令和2年度 10月 応用情報技術者試験 午前 問50
テクノロジ/開発技術日本において特許 A を取得した特許権者から,実施許諾を受けることが必要になるのはどれか。
出典:令和2年度 10月 応用情報技術者試験 午前 問50
- ア出願日から 25 年を超えた特許 A と同じ技術を新たに事業化する場合
- イ特許 A の出願日よりも前から特許 A と同じ技術を独自に開発して,特許 A の出願日に日本国内でその技術を用いた製品を製造し,市場で販売していたことが証明できる場合
- ウ特許 A を家庭内で個人的に利用するだけの場合
- エ日本国内で製造し,米国に輸出する製品に特許 A を利用する場合
正解:エ
解説
特許権の効力は,日本の特許であれば日本国内での実施(生産,使用,譲渡,輸出,輸入など)に及びます。日本国内で製造する行為は特許 A の実施に当たるため,輸出先が米国であっても日本の特許権者から実施許諾を受ける必要があります。
選択肢ごとの解説
- ア誤り。特許権の存続期間は原則として出願日から 20 年です。25 年を超えていれば既に権利は消滅しており,実施許諾は不要です。
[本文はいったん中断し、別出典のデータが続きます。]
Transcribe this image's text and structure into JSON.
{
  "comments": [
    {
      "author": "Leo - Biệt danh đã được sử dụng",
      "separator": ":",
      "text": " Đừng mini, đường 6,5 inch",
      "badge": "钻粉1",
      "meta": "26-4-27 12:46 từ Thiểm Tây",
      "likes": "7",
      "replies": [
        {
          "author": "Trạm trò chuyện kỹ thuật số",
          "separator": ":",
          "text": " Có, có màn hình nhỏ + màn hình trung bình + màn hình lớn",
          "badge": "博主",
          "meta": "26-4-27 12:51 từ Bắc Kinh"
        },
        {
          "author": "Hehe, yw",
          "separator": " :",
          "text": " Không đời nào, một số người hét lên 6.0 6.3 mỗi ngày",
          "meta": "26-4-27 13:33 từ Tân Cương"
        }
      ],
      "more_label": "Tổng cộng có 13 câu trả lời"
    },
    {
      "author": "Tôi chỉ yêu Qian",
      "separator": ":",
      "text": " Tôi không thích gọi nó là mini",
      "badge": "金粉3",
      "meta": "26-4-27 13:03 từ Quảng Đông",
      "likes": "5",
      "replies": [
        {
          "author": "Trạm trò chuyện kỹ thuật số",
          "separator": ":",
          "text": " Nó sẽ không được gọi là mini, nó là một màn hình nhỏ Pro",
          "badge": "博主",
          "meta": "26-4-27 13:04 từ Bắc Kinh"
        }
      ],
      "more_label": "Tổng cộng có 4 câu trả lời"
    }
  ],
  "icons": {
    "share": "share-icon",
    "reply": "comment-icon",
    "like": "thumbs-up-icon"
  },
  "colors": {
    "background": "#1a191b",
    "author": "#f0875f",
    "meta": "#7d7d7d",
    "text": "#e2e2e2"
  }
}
- イ誤り。特許出願前から国内で同じ発明を実施していた者には先使用権が認められ,実施許諾を受けなくても事業を継続できます。
- ウ誤り。特許権の効力は業としての実施に及ぶものであり,家庭内での個人的な利用には及びません。
- エ正しい。日本国内での製造は特許 A の実施に当たるため,実施許諾が必要です。